MELTEM GÜNAY İstanbul – CİFAL Küresel Network bünyesindeki 22 merkezden biri olduğunu söyleyen Sokullu, bireylere, kurumlara, örgütlere, farklı sektörel partnerlere toplumsal cinsiyet eşitliği konusunda kapsamlı eğitimler verdiklerini, farkındalık hareketlerine imza attıklarını anlattı.
‘Hayatta kalma problemi’
“Toplumsal cinsiyet eşitliği bayan ve erkeğin aynılığından geçmiyor” diyen Sokullu, eşitliğin bayan ve erkeğin toplumsal ve iktisadi hayatta, siyasette hayatın her alanında eşit haklara sahip olması ve eşit muamele görmesi manasına geldiğini söylemiş oldu. Sokullu devamında ise “Bu temelinde aslında bir hak sorunu. Bayana yönelik şiddet Üniversal İnsan Hakları Kontratı’nda insan hakları olarak tanımlanıyor” dedi. Türkiye’de yapılan araştırmalardan da örnekler veren Prof. Dr. Sokullu, şunları dedi:
“Şiddeti nasıl tanımladığımız kıymetli. Yalnızca fizikî değil duygusal, mobbing ve cam tavan konusu da şiddetin içine giriyor. Bayanların yüzde 40’u duygusal şiddete ya da istismara maruz kalıyor. Bayanların yüzde 7’si her yıl artarak daha fazla şiddete maruz bırakılıyor. Kovid-19 devrinde bayanların daha epey şiddete uğradığını görüyoruz. Çocuk yaşta zorla evlilikler toplumsal bir sorun. Bizim aslında bayana karşı şiddetle ilgili temel problemlerimizden biri farkındalığımızın olmaması. Dünyada da durum Türkiye’den farklı değil. UN Women’ın raporlarına baktığımızda dünyadaki bayan nüfusunun 3’te 1’i şiddete maruz kalıyor. Bu bir bayan hakları sorunu değil insan hakları sorunu. Pandemiyle bir arada durum daha da berbatlaştı konuta kapanmalarla bir arada bayanların dayanak sınırlarına erişimi azaldı. Durum kötüleşirken bununla uğraş edebilecek yollar da bir noktada kapandı. Bu tüm dünyada tıpkı oldu. UN Women bunu gölge pandemi olarak tanımlıyor. bu vakitte şiddet devam etti lakin biz görmedik, görsek de önlemedik, buna dair yaptırımları hayata geçiremedik. Önceliğimiz hayatta kalmaktı lakin malum bayana kız çocuklarına yönelik şiddet de aslında bir hayatta kalma sorunu.”

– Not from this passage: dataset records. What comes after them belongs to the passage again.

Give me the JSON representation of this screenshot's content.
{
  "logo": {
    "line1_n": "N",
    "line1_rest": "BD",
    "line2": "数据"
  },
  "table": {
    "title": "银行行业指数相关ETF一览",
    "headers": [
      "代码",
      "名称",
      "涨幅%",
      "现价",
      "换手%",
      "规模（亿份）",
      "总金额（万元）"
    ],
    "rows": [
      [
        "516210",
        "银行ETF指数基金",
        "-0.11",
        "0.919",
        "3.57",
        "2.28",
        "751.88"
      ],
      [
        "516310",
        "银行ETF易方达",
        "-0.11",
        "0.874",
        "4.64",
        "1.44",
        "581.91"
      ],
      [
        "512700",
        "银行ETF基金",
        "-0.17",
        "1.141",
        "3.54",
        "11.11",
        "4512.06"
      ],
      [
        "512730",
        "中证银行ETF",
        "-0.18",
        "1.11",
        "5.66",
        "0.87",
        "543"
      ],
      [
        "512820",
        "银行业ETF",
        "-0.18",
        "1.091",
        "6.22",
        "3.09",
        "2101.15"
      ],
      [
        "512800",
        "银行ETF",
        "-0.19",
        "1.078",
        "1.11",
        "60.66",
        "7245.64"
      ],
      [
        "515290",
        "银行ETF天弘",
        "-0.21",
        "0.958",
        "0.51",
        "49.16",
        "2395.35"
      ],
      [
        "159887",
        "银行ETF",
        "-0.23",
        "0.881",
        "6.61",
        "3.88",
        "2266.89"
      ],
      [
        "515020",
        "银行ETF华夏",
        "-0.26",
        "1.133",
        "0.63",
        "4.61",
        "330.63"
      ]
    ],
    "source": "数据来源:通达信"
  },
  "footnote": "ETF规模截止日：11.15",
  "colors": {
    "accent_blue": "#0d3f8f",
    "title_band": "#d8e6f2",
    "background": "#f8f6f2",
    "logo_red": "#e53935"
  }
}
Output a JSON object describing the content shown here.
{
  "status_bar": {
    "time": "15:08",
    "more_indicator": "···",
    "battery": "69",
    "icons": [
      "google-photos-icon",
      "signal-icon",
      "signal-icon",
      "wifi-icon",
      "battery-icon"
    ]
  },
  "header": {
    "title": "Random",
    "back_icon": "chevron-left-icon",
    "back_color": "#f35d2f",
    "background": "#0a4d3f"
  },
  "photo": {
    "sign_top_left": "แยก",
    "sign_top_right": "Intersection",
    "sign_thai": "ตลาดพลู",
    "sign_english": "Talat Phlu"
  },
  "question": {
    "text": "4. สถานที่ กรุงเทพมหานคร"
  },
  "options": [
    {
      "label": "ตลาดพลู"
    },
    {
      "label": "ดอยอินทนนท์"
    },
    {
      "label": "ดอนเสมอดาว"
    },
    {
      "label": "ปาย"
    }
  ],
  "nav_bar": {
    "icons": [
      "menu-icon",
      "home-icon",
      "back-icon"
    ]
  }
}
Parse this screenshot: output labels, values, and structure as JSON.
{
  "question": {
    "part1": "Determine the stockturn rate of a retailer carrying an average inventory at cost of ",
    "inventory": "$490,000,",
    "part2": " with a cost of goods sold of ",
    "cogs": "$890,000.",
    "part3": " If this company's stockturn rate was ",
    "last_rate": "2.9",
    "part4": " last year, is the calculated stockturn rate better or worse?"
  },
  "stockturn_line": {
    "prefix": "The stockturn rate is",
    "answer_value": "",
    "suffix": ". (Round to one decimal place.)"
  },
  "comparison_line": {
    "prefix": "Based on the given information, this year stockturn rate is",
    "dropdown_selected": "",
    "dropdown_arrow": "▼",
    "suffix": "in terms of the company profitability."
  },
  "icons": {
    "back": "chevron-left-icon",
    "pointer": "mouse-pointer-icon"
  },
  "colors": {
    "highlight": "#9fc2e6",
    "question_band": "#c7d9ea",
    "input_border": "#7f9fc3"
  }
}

‘Hepimiz birebir gemideyiz’
Şiddetin tarifinin hakikat yapılması gerektiğini vurgulayan Prof. Dr. Sokullu kelamlarını şöyleki sürdürdü:
“Şiddetin kamusal ya da özel hukuk bağlamında tanımlanması bir daha tanımlanma gerektiren alanlardan biri. Bir oburu de şiddetin müddetiyle ilgili. Bir seferlik mi olduğunda şiddet olarak tanımlıyoruz yoksa sürdürülebilir bir şiddette mi kanun koyucular dikkate alıyor. Son senelerda epeyce önemli bir kamuoyu oluştu. Uygulamada, şiddet gerçekleştikten daha sonra önlemler var fakat şiddet gerçekleşmedilk evvelki sinyallere yönelik önleyici ya da engelleyici önlemler var mı, bunlar ne kadar efektif uygulanıyor bunu düşünmemiz gerekiyor. Aile içi şiddet hepimizin sorunu. Hepimiz birebir gemideyiz ya batacağız ya çıkacağız bu o denli bir mevzu.”
Sokullu: Don Kişot olmayalım
Şiddetin görünür pek farkındalığın arttığını söyleyen Prof. Dr. Sokullu, “Kadın hanımın yurdudur diyerek yeterli örnekleri görünür hale getirmeliyiz. Gençlerin takip ettiği influencer’lerin, youtuber’ların bu bahiste eğitilmeli. Bu topyekün uğraş gerektiriyor. Tek başımıza Don Kişot üzere savaşmak değil toplumsal mutabakatla yapılabilir” dedi.